There was a time when tampering with reality was questionable at papers. |
Back when I worked at The London Free Press I was asked to shoot a quick picture of strawberries to illustrate an article on the ripening local crop. I deked out for some berries; they were from California. I told myself that berries are berries. Editor Sue Greer disagreed. Sue rejected my picture. The berries were not from Heeman's, the berry farm mentioned in the story. I drove across town to Heeman's for some berries before reshooting the picture.
In the early days of my career in the newspaper industry, faked and doctored images were always 'questionable'. I use the word questionable carefully. The pictures might make it into the paper or they might not. Such pictures always raised questions. No more.

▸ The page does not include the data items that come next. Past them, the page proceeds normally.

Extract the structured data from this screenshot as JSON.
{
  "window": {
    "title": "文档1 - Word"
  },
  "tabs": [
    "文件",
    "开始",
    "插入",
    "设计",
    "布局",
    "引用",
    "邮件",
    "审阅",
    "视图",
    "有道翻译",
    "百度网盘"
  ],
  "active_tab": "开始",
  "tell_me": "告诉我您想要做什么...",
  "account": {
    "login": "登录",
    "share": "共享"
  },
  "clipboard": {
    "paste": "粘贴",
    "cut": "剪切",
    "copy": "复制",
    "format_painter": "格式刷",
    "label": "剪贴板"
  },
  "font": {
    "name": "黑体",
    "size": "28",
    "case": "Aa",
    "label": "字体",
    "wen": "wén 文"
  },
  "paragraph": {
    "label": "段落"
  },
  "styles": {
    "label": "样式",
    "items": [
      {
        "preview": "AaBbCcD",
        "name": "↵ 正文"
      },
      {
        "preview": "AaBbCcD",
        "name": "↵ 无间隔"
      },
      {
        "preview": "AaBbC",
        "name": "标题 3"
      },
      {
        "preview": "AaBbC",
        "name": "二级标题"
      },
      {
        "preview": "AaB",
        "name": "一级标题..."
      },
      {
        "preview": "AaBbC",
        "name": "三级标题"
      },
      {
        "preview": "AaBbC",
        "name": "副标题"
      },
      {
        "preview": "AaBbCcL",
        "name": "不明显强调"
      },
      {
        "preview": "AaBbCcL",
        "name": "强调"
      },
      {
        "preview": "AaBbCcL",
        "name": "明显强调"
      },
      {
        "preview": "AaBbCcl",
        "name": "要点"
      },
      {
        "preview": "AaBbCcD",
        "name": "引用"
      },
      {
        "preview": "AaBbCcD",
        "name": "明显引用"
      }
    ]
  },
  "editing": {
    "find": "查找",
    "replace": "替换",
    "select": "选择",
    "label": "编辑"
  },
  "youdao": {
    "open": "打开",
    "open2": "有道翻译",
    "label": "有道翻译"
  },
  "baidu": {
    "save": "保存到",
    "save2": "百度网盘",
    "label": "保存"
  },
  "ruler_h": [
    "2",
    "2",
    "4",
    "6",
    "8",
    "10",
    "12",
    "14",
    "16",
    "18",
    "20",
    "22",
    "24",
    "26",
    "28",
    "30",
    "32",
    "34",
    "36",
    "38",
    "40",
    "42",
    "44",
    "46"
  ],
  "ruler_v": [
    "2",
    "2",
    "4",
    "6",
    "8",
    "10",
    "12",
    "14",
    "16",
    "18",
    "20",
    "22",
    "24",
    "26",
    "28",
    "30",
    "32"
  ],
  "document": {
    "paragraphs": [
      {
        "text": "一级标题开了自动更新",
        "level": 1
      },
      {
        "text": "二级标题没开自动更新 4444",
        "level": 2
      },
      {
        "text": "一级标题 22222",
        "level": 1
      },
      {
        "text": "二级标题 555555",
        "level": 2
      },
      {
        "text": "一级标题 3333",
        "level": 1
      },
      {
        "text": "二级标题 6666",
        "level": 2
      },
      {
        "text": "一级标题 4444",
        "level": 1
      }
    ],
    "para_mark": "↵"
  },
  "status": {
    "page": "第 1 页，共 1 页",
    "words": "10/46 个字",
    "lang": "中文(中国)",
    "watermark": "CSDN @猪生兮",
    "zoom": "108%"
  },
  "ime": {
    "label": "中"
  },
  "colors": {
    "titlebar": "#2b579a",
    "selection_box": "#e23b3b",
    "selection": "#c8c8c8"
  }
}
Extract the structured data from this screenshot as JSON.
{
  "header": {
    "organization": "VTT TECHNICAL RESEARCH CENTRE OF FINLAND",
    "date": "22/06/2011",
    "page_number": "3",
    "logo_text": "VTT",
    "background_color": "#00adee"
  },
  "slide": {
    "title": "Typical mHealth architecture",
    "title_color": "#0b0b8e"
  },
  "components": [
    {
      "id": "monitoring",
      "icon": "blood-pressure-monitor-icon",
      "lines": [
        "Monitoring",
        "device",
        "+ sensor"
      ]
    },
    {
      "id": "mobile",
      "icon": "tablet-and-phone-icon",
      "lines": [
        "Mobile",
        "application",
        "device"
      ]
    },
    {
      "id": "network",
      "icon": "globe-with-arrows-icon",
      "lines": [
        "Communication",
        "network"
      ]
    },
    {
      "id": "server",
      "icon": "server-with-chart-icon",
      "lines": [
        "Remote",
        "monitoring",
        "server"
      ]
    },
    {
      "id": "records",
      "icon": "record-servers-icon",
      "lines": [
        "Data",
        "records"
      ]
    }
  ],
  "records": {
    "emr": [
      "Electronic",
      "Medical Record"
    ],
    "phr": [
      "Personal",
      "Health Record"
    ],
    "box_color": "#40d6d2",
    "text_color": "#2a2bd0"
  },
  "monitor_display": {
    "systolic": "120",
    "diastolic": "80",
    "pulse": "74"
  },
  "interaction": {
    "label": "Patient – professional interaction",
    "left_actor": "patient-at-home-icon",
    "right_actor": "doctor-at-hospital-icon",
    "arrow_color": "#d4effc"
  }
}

Today pictures are all too often filler, page art, illustrations. The idea that pictures are simply shims on a page has never been more true. I have tried to broach this subject with local journalists but have found they completely ignore my comments.
When I got into the newspaper business there was a distrust of those with degrees in journalism. The editors at the first paper at which I worked believed many graduates had picked up bad habits at school along with big egos. It was difficult and time consuming retraining them on the job. A graduate with an English degree was preferred over one with a journalism degree.
The clown image that accompanied a local news story. |
Recently in London, Ontario, high schools were threatened with trouble from clowns. The police arrested two kids too young to even attend high school. The paper should have seen this coming; kids, not clowns, are often the source of such threats.
The paper illustrated the story with a cliché image of a horror story clown and my guess is that neither the award-winning, degree carrying, journalist, nor the local university that once granted MAs in journalism saw any problem.
And why is the clown image so wrong? Because it illustrates not just a story but an attitude. And that attitude leads to stuff like the stock art photo used on the left. It's certainly not a news picture. I'd call it soft porn.
And once the ability to question has been blunted the next logical step is faking pictures in-house. When a Sun Media paper couldn't find topless sunbathers at the local beach to illustrate a story, the paper simply hired a couple of models.
The models took different poses, with one being posed topless, but it was all very tasteful. The topless model was always shown shot from the back. The resulting pictures got wide play. One even ran in The New York Times.
And some at newspapers wonder why more and more readers are questioning the decisions being made by our newsrooms. Heck, if the folk in the media won't ask the questions, some readers will.